Image: Render Deploy for Free documentation at render.com/docs/free, used for editorial coverage.

What you’ll build

This walkthrough wires WhatsApp Cloud API to Claude through a small FastAPI webhook deployed on Render’s free tier. The reader registers a WhatsApp Business Account in the Meta App dashboard, captures the Cloud API access token plus the test sender phone-number ID, writes a Python webhook that verifies Meta’s handshake and replies to inbound text messages with a Claude completion, deploys the service on Render, and sends a test message from a personal WhatsApp number to confirm the bot replies. Total time: roughly 90 minutes of focused work. Total cost to follow along: zero dollars at Meta’s free conversation tier on the test number, zero dollars at Render’s free instance, and well under $1 of Anthropic API spend.

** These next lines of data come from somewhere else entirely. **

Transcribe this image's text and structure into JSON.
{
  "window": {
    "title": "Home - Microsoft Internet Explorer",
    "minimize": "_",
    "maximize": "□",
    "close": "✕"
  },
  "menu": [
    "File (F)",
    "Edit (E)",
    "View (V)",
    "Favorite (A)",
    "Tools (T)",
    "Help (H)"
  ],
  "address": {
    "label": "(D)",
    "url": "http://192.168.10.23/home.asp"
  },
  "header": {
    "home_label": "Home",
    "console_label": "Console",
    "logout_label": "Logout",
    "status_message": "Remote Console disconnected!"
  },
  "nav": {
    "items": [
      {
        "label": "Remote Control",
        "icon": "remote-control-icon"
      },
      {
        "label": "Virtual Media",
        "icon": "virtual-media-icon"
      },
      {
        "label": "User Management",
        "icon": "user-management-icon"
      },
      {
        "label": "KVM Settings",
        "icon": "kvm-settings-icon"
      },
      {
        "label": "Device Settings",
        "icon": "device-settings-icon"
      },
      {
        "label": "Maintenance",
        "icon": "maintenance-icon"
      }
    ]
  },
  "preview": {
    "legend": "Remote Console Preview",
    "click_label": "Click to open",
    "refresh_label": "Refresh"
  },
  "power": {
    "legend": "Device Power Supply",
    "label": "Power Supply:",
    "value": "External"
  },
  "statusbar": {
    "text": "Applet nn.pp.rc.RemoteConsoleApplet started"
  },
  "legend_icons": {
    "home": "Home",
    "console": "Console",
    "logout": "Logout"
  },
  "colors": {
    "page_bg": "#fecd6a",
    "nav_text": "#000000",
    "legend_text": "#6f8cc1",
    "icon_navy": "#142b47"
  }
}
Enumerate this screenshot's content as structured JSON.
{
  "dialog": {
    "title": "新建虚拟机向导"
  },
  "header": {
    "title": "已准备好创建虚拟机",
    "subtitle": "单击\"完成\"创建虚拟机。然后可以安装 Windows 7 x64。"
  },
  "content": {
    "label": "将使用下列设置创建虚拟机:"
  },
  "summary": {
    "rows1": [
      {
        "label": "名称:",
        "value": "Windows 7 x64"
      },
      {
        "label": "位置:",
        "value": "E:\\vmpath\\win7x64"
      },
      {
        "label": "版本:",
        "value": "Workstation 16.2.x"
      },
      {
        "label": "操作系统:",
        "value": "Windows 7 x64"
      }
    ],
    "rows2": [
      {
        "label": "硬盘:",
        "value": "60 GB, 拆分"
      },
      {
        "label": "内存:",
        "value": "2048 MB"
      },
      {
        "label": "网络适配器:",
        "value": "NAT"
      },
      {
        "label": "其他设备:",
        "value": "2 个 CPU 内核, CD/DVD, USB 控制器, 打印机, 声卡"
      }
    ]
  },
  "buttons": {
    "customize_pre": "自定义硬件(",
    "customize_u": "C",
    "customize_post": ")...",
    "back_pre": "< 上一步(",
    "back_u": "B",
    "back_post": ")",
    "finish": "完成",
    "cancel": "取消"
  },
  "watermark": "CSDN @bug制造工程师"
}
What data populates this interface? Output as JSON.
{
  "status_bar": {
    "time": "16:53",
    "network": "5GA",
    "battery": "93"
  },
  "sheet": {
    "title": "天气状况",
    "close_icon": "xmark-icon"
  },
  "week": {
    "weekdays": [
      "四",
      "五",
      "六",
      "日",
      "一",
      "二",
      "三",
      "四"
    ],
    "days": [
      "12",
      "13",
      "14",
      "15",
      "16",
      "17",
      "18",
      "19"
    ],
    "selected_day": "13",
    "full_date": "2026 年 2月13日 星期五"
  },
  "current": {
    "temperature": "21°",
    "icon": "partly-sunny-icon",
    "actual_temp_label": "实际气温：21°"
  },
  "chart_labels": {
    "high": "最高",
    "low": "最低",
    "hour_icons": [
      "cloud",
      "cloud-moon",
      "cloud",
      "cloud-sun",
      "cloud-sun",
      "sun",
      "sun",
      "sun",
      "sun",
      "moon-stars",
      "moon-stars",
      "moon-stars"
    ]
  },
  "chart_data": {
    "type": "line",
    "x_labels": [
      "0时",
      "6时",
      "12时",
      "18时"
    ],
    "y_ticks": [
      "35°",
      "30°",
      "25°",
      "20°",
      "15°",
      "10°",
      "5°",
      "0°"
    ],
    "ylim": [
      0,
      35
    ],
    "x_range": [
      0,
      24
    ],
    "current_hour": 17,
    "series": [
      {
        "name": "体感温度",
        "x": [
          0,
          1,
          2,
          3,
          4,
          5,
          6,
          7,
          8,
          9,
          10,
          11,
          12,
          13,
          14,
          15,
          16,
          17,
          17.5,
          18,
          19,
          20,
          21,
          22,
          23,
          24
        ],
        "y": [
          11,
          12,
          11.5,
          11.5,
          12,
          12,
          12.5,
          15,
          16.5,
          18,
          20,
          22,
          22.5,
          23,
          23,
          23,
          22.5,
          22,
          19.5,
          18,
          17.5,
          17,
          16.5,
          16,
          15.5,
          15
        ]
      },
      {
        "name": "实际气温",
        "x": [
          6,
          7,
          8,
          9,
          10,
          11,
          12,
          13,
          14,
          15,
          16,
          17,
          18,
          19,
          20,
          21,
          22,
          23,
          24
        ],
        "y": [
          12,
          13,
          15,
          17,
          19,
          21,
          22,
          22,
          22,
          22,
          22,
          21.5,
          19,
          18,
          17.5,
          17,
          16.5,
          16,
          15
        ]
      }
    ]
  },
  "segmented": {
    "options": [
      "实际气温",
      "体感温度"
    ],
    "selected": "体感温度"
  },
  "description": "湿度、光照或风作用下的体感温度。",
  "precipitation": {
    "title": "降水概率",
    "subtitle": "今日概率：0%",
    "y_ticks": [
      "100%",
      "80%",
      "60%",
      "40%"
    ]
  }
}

The stack stays deliberately small: FastAPI 0.136.1 1 for the webhook framework, Uvicorn 0.42.0 2 as the ASGI server, the official anthropic Python SDK, and httpx for outbound WhatsApp Graph API calls. Render’s free web-service tier ships 512 MB RAM and 0.1 vCPU 3 per instance, which is fine for a webhook that proxies one message at a time. Per Render’s free-tier docs, instances spin down after 15 minutes of inactivity and take roughly one minute to spin back up on the next request 4 ; for a demo bot that is acceptable, for a customer-facing bot the reader should move to a paid Render tier or another always-on host.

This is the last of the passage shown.